1. Attempt to agree to the value of your small business and the value of the other assets in mediation. This can be a successful and cost-effective way to settle this issue. While mediators are not to give legal advice, they can guide parties to solutions. Mediators can also introduce parties to a forensic accountant who can assist. It is helpful if the mediator understands business valuation in the context of a divorce, most don’t. If you select the mediation model, inquire in a detailed manner about the mediator’s experience with divorces involving businesses.

2. Retain a lawyer with a relatively low hourly rate as a ‘consultant,’ not to actually represent you in the divorce. This will result in a lower retainer or possibly an arrangement where you pay by the hour, and you pay as the time is spent. You need to find a lawyer who has experience with businesses in the context of an Orange County divorce and someone who is willing to introduce you to one of the newer and lower cost forensic accountants who is also willing to ‘consult’ with you on the ‘big picture’ value of your business as opposed to preparing a full valuation report. The objective of these meetings would be to give you a range of values to work with in negotiating the business value with your spouse.

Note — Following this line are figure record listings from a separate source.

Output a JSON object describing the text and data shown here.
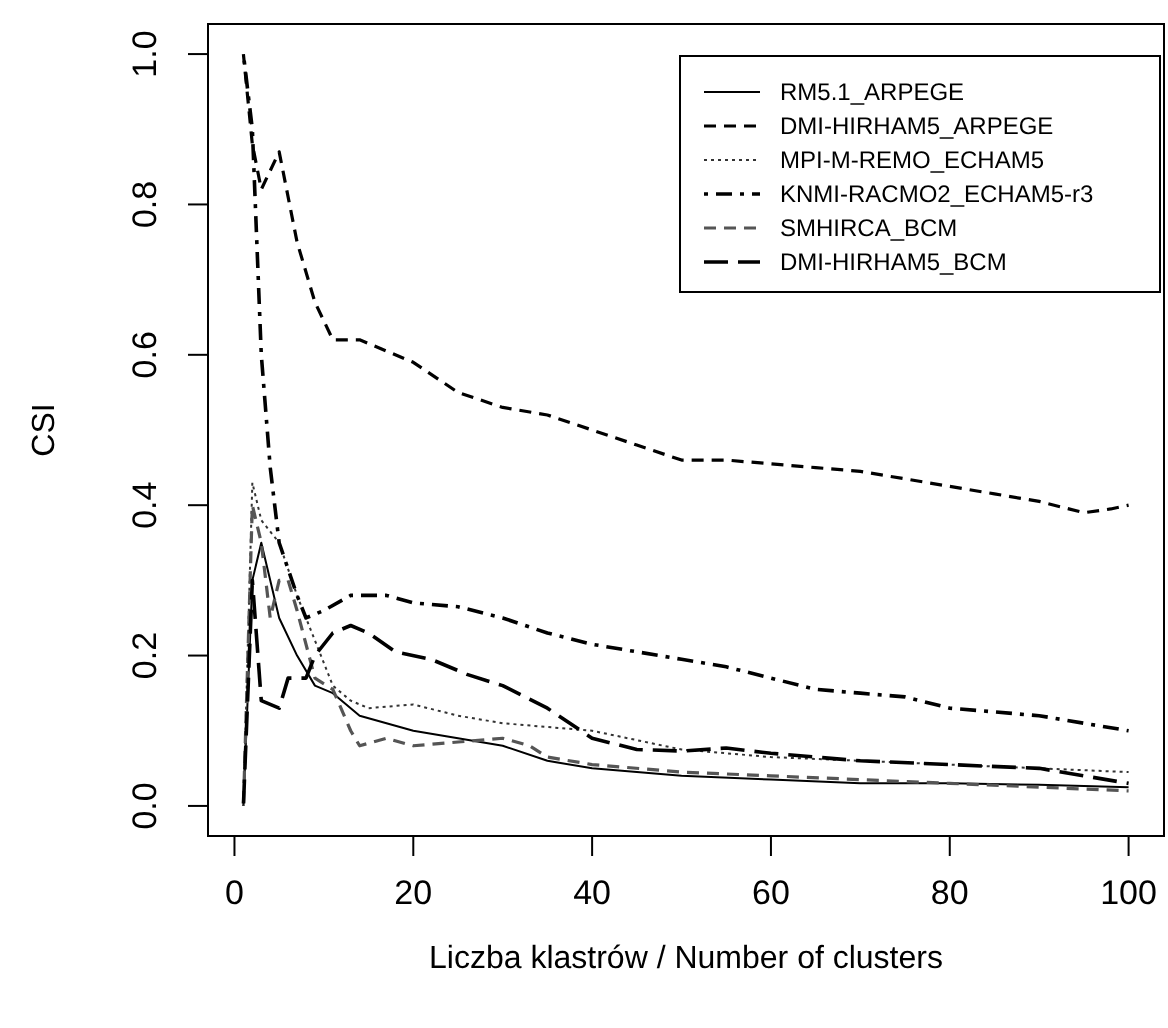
{
  "chart_data": {
    "type": "line",
    "xlabel": "Liczba klastrów / Number of clusters",
    "ylabel": "CSI",
    "xlim": [
      -2.96,
      103.96
    ],
    "ylim": [
      -0.04,
      1.04
    ],
    "xticks": [
      0,
      20,
      40,
      60,
      80,
      100
    ],
    "yticks": [
      {
        "value": 0,
        "label": "0.0"
      },
      {
        "value": 0.2,
        "label": "0.2"
      },
      {
        "value": 0.4,
        "label": "0.4"
      },
      {
        "value": 0.6,
        "label": "0.6"
      },
      {
        "value": 0.8,
        "label": "0.8"
      },
      {
        "value": 1,
        "label": "1.0"
      }
    ],
    "legend": "top right",
    "grid": false,
    "series": [
      {
        "name": "RM5.1_ARPEGE",
        "color": "#000000",
        "line_style": "solid",
        "x": [
          1,
          2,
          3,
          5,
          7,
          9,
          11,
          14,
          20,
          25,
          30,
          35,
          40,
          50,
          60,
          70,
          80,
          90,
          100
        ],
        "values": [
          0,
          0.3,
          0.35,
          0.25,
          0.2,
          0.16,
          0.15,
          0.12,
          0.1,
          0.09,
          0.08,
          0.06,
          0.05,
          0.04,
          0.035,
          0.03,
          0.03,
          0.028,
          0.025
        ]
      },
      {
        "name": "DMI-HIRHAM5_ARPEGE",
        "color": "#000000",
        "line_style": "dashed",
        "x": [
          1,
          2,
          3,
          5,
          7,
          9,
          11,
          14,
          20,
          25,
          30,
          35,
          40,
          45,
          50,
          55,
          60,
          65,
          70,
          75,
          80,
          85,
          90,
          95,
          98,
          100
        ],
        "values": [
          1,
          0.88,
          0.82,
          0.87,
          0.75,
          0.67,
          0.62,
          0.62,
          0.59,
          0.55,
          0.53,
          0.52,
          0.5,
          0.48,
          0.46,
          0.46,
          0.455,
          0.45,
          0.445,
          0.435,
          0.425,
          0.415,
          0.405,
          0.39,
          0.395,
          0.4
        ]
      },
      {
        "name": "MPI-M-REMO_ECHAM5",
        "color": "#333333",
        "line_style": "dotted",
        "x": [
          1,
          2,
          3,
          5,
          7,
          9,
          11,
          13,
          15,
          20,
          25,
          30,
          35,
          40,
          50,
          60,
          70,
          80,
          90,
          100
        ],
        "values": [
          0,
          0.43,
          0.38,
          0.35,
          0.28,
          0.22,
          0.16,
          0.14,
          0.13,
          0.135,
          0.12,
          0.11,
          0.105,
          0.1,
          0.075,
          0.065,
          0.06,
          0.055,
          0.05,
          0.045
        ]
      },
      {
        "name": "KNMI-RACMO2_ECHAM5-r3",
        "color": "#000000",
        "line_style": "dashdot",
        "x": [
          1,
          2,
          3,
          4,
          5,
          7,
          8,
          10,
          13,
          17,
          20,
          25,
          30,
          35,
          40,
          45,
          50,
          55,
          60,
          65,
          70,
          75,
          80,
          85,
          90,
          95,
          100
        ],
        "values": [
          1,
          0.9,
          0.6,
          0.45,
          0.35,
          0.28,
          0.25,
          0.26,
          0.28,
          0.28,
          0.27,
          0.265,
          0.25,
          0.23,
          0.215,
          0.205,
          0.195,
          0.185,
          0.17,
          0.155,
          0.15,
          0.145,
          0.13,
          0.125,
          0.12,
          0.11,
          0.1
        ]
      },
      {
        "name": "SMHIRCA_BCM",
        "color": "#555555",
        "line_style": "dashed",
        "x": [
          1,
          2,
          3,
          4,
          5,
          6,
          7,
          9,
          11,
          13,
          14,
          17,
          20,
          25,
          30,
          33,
          35,
          40,
          50,
          60,
          70,
          80,
          90,
          100
        ],
        "values": [
          0,
          0.4,
          0.35,
          0.25,
          0.3,
          0.3,
          0.26,
          0.17,
          0.155,
          0.1,
          0.08,
          0.09,
          0.08,
          0.085,
          0.09,
          0.08,
          0.065,
          0.055,
          0.045,
          0.04,
          0.035,
          0.03,
          0.025,
          0.02
        ]
      },
      {
        "name": "DMI-HIRHAM5_BCM",
        "color": "#000000",
        "line_style": "longdash",
        "x": [
          1,
          2,
          3,
          5,
          6,
          8,
          9,
          11,
          13,
          15,
          18,
          22,
          26,
          30,
          35,
          40,
          45,
          50,
          55,
          60,
          65,
          70,
          80,
          90,
          95,
          100
        ],
        "values": [
          0,
          0.3,
          0.14,
          0.13,
          0.17,
          0.17,
          0.2,
          0.23,
          0.24,
          0.23,
          0.205,
          0.195,
          0.175,
          0.16,
          0.13,
          0.09,
          0.075,
          0.073,
          0.077,
          0.07,
          0.065,
          0.06,
          0.055,
          0.05,
          0.04,
          0.03
        ]
      }
    ]
  }
}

3. The last option, which is not advisable, is to meet with an Orange County divorce attorney and an accountant in an attempt to understand the issues well enough to testify in court as to the value of your business. The internet has countless articles on the valuation of businesses in California divorces that can help with this project. Even though your case is an Orange County divorce, the same valuation rules and principles apply in Orange County as apply throughout the state. The California Evidence code specifically allows an owner of an asset to testify as to its value. One of the judge’s key issues will be whether your opinion is well founded– is there a good foundation for your value. The objective of the meetings with a lawyer and an accountant and the self-study would be, to present to the court your logic and the backup for your opinion of value. The judge will want you to explain exactly why you arrived at your valuation and will ask exactly what you did in arriving at your opinion of value. In other words the judge will ask about the basis of your opinion, who you spoke with, what you read, etc. If you choose to go down this rather challenging path, you should also consider meeting with the no cost, Orange County Superior Court’s Facilitator’s Office to allow them to help with the preparation of the many required court forms and to answer basic questions. While you are at the courthouse, if a judge has been assigned to your case, consider watching several of the judge’s hearings.


Divorce involving a small business requires careful navigation and thought. By understanding the court’s approach to asset division, recognizing the unique challenges of valuing a small business, and exploring strategic solutions, you can safeguard your financial interests during this difficult time. Whether through mediation or consultation with specialists, taking proactive steps can help manage the risks and complexities of divorce and business ownership in an Orange County divorce.